Диалог их сейчас был молниеносен, но и бутылку они передавали друг другу с неимоверной быстротой. Я уже понял, что мне больше ничего не достанется. И Каллипига это поняла, потому что отчаянно пыталась раскусить драхму повдоль.
— Кто убит несправедливо — вот кто поистине и жалок, и несчастен! — заявил диалектик.
— Но в меньшей степени, милейший Межеумович, чем его убийца, и менее того, кто умирает, неся справедливую кару.
— Это почему же, Сократ?
— Потому что худшее на свете зло — это творить несправедливость.
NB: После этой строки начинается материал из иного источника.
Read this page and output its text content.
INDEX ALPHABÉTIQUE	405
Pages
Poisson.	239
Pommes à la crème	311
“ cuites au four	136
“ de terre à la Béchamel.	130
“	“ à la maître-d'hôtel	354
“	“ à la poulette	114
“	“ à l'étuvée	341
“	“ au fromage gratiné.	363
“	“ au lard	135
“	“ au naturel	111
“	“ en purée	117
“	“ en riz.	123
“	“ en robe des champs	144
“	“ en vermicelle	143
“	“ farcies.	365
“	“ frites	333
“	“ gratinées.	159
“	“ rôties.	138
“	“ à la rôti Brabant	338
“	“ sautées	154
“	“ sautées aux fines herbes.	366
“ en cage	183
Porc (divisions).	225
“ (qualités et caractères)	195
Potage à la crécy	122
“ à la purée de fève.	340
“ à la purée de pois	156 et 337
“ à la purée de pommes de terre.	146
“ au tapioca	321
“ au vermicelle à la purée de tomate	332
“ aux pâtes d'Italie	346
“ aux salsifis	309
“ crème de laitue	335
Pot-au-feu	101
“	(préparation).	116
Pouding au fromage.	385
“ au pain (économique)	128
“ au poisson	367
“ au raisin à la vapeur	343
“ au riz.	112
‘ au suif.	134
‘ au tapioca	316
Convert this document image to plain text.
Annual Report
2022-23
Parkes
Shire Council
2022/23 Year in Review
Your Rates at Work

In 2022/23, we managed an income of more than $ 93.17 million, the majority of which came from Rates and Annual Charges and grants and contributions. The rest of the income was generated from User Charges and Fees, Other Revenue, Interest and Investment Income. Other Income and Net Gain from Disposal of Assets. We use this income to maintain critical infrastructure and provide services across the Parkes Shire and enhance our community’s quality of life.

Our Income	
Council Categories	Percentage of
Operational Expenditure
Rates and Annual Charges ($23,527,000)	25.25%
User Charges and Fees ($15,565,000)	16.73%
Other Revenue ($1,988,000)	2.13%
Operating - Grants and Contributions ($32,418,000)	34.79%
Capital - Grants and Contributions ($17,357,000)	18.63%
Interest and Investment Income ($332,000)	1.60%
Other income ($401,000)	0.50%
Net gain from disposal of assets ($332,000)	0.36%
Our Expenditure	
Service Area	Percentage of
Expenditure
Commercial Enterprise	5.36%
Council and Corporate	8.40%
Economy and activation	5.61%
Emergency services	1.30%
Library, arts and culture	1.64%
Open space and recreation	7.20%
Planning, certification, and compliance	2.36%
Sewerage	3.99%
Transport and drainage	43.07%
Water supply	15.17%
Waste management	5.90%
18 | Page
— В самом деле, худшее? А терпеть несправедливость — не хуже?
— Ни в коем случае!
— Значит, чем чинить несправедливость, ты хотел бы скорее ее терпеть?
— Я не хотел бы ни того, ни другого. Но если бы оказалось неизбежным либо творить несправедливость, либо переносить ее, я предпочел бы переносить.
Все… Бутылка опустела, целиком и полностью! Сократ крепко обхватил ее своей пятерней и отнес в ближайшую урну. А когда он вернулся, Межеумович обиженно сказал:
— Ну, ты тип, Сократ! Еще какой тип! Ведь можно было стеклотару сдать в соответствующий случаю приемный пункт.
— Да очередь там, — оправдался Сократ.
— Ну что, не раскусывается? — спросил Межеумович у Каллипиги. — Дай-ка, я попробую.
Вытерев драхму о штанину, диалектик принялся ее старательно жевать, а когда выплюнул результаты своей деятельности на ладонь, то оказалось, что монета многократно и бесповоротно погнута. Так что на нее теперь даже стакан газировки нельзя было купить.
— Надо же! — удивился материалист. — Ну, жизнь! Ну, жизнь!